Jason, I commiserate with your journey... But I think your spirituality aspect of tea drinking may be detrimental on some levels. Of course people have different preferences in tea, but if a tea is clearly bad (dead, off-tastes) only a fool would not be able to recognize the quality and assign a value to it. Even tea rolled in s*&! may not be bad to everyone, but it is to most people. In a world where puerh is viewed as a collectible and it is saved like vintages of wine, people's opinion of the tea matters in a cost sense, not to your individual experience with the tea, but all the knowledge colors our purchases, and PQR is not possible to determine with keeping some kind of scorecard.

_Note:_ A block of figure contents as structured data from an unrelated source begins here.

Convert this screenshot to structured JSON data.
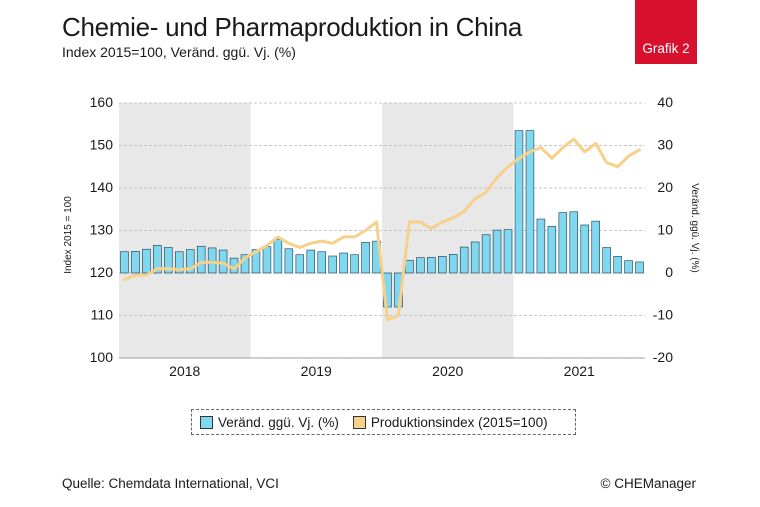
{
  "header": {
    "title": "Chemie- und Pharmaproduktion in China",
    "subtitle": "Index 2015=100, Veränd. ggü. Vj. (%)",
    "badge": "Grafik 2"
  },
  "footer": {
    "source": "Quelle: Chemdata International, VCI",
    "copyright": "© CHEManager"
  },
  "colors": {
    "bar": "#7fd8ef",
    "bar_stroke": "#1b3a4a",
    "line": "#f7d08a",
    "shade": "#e8e8e8"
  },
  "chart_data": {
    "type": "bar+line",
    "ylabel_left": "Index 2015 = 100",
    "ylabel_right": "Veränd. ggü. Vj. (%)",
    "ylim_left": [
      100,
      160
    ],
    "ylim_right": [
      -20,
      40
    ],
    "yticks_left": [
      "160",
      "150",
      "140",
      "130",
      "120",
      "110",
      "100"
    ],
    "yticks_right": [
      "40",
      "30",
      "20",
      "10",
      "0",
      "-10",
      "-20"
    ],
    "years": [
      "2018",
      "2019",
      "2020",
      "2021"
    ],
    "shaded_years": [
      "2018",
      "2020"
    ],
    "grid": true,
    "legend_position": "bottom",
    "series": [
      {
        "name": "Veränd. ggü. Vj. (%)",
        "type": "bar",
        "axis": "right",
        "values": [
          5.0,
          5.1,
          5.6,
          6.5,
          6.0,
          5.0,
          5.5,
          6.3,
          5.9,
          5.4,
          3.5,
          4.3,
          5.5,
          6.2,
          7.9,
          5.7,
          4.3,
          5.4,
          5.0,
          4.0,
          4.7,
          4.3,
          7.2,
          7.5,
          -8.0,
          -8.0,
          3.0,
          3.6,
          3.7,
          3.9,
          4.4,
          6.1,
          7.3,
          9.0,
          10.1,
          10.2,
          33.5,
          33.5,
          12.7,
          11.0,
          14.2,
          14.4,
          11.3,
          12.2,
          6.0,
          3.9,
          2.9,
          2.6
        ]
      },
      {
        "name": "Produktionsindex (2015=100)",
        "type": "line",
        "axis": "left",
        "values": [
          118.5,
          119.5,
          119.5,
          121,
          121,
          120.8,
          121,
          122.5,
          122.5,
          122.3,
          121,
          123.5,
          125,
          126.5,
          128.5,
          127,
          126,
          127,
          127.5,
          127,
          128.5,
          128.5,
          130,
          132,
          109,
          110,
          132,
          132,
          130.5,
          132,
          133,
          134.5,
          137.5,
          139,
          142.5,
          145,
          147,
          148.5,
          149.5,
          147,
          149.5,
          151.5,
          148.5,
          150.5,
          146,
          145,
          147.5,
          149
        ]
      }
    ]
  }
}
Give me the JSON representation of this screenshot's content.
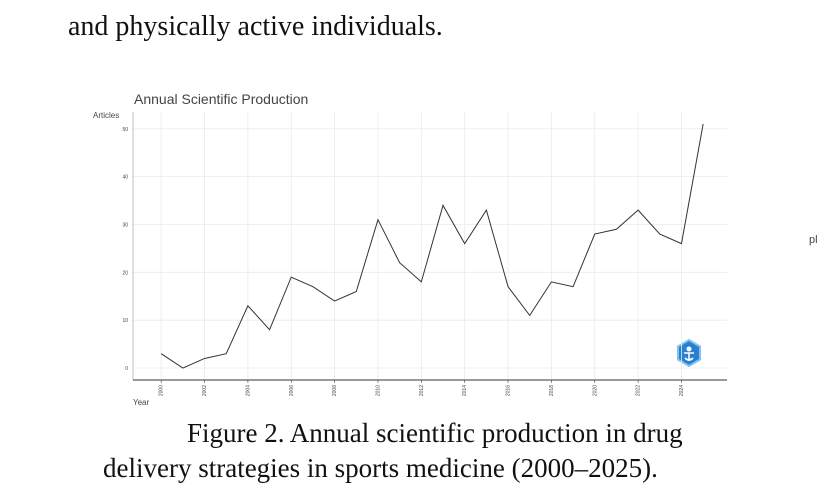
{
  "paragraph_tail": "and physically active individuals.",
  "chart_data": {
    "type": "line",
    "title": "Annual Scientific Production",
    "y_label": "Articles",
    "x_label": "Year",
    "x": [
      2000,
      2001,
      2002,
      2003,
      2004,
      2005,
      2006,
      2007,
      2008,
      2009,
      2010,
      2011,
      2012,
      2013,
      2014,
      2015,
      2016,
      2017,
      2018,
      2019,
      2020,
      2021,
      2022,
      2023,
      2024,
      2025
    ],
    "values": [
      3,
      0,
      2,
      3,
      13,
      8,
      19,
      17,
      14,
      16,
      31,
      22,
      18,
      34,
      26,
      33,
      17,
      11,
      18,
      17,
      28,
      29,
      33,
      28,
      26,
      51
    ],
    "color": "#333333",
    "xlim": [
      1998.7,
      2026.1
    ],
    "xticks": [
      2000,
      2002,
      2004,
      2006,
      2008,
      2010,
      2012,
      2014,
      2016,
      2018,
      2020,
      2022,
      2024
    ],
    "ylim": [
      -2.5,
      53.5
    ],
    "yticks": [
      0,
      10,
      20,
      30,
      40,
      50
    ],
    "grid": true
  },
  "caption": [
    "Figure 2. Annual scientific production in drug",
    "delivery strategies in sports medicine (2000–2025)."
  ],
  "margin_note": "pl"
}
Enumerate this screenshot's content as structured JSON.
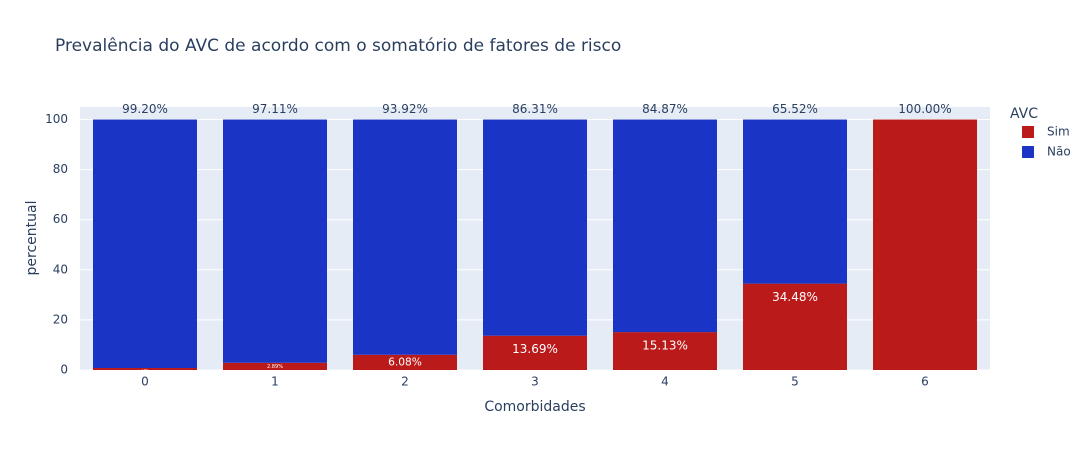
{
  "chart_data": {
    "type": "bar",
    "stacked": true,
    "title": "Prevalência do AVC de acordo com o somatório de fatores de risco",
    "x_label": "Comorbidades",
    "y_label": "percentual",
    "legend_title": "AVC",
    "categories": [
      "0",
      "1",
      "2",
      "3",
      "4",
      "5",
      "6"
    ],
    "series": [
      {
        "name": "Sim",
        "color": "#bb1a1a",
        "values": [
          0.8,
          2.89,
          6.08,
          13.69,
          15.13,
          34.48,
          100.0
        ],
        "value_labels": [
          "0.80%",
          "2.89%",
          "6.08%",
          "13.69%",
          "15.13%",
          "34.48%",
          "100.00%"
        ]
      },
      {
        "name": "Não",
        "color": "#1a35c5",
        "values": [
          99.2,
          97.11,
          93.92,
          86.31,
          84.87,
          65.52,
          null
        ],
        "value_labels": [
          "99.20%",
          "97.11%",
          "93.92%",
          "86.31%",
          "84.87%",
          "65.52%",
          null
        ]
      }
    ],
    "ylim": [
      0,
      105
    ],
    "yticks": [
      0,
      20,
      40,
      60,
      80,
      100
    ],
    "grid": true
  }
}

All of my teamasters can take pleasure in whatever has been placed before him, but if given a choice of tea they would pick the superior tea. (Chaqi and rarity become the main determining factor).

shibumi said...

BTW, very nice review and pictures.

Maitre_Tea said...

If the pictures are good, than that must mean that the dry leaves are at least decent, because I take horrible photos! I'm glad you liked my review, and I hope I'm not the only one that's really adoring stuff from Guan Zi Zai.

It's one thing when you have tons of people before you gushing (or denouncing)a tea, but when you're the first person to review a tea...it makes me wonder if it's actually good tea in a technical sense, like the processing, maocha, etc., or if it's just me spouting the nonense of a neophyte

Anonymous said...

Shibumi: Yes, I do want to add that I guess you're right when it comes to aging Puerh. In that case, it's not worth it to save a cake that won't age well and appreciate in its worth in the eyes of most people. I should specify that flavor is in the eyes of the beholder more so when it comes to raw, young Puerh. --Spirituality of Tea

Anonymous said...

pay this guy (Jason Witt) no mind, he is truly an idiot's idiot. On every blog that I read he rears his ugly face, to make some insipid comment about the "spirituality of tea." He tries to make serious comments on teas that people blog about, but it comes off sounding foolish. I wonder who buys the rubbish that he's trying to sell.

Bret said...

I,m glad to see a review of this tea as Ive had my eye on these cakes myself, especially the Ban Zhang. When you get around to that one please post your thoughts. By the way sometimes a beginners take on teas are even more valuable than the seasoned sheng drinker. Their perception isnt skewed by preconceived ideas about what a tea should look or taste like. We tend to make comparisons with teas we have had previously and if they are not similar then the teas are perceived as suspect.

Anonymous said...

The XZH jing mai is definitly worth the sample if profoundly not the cake.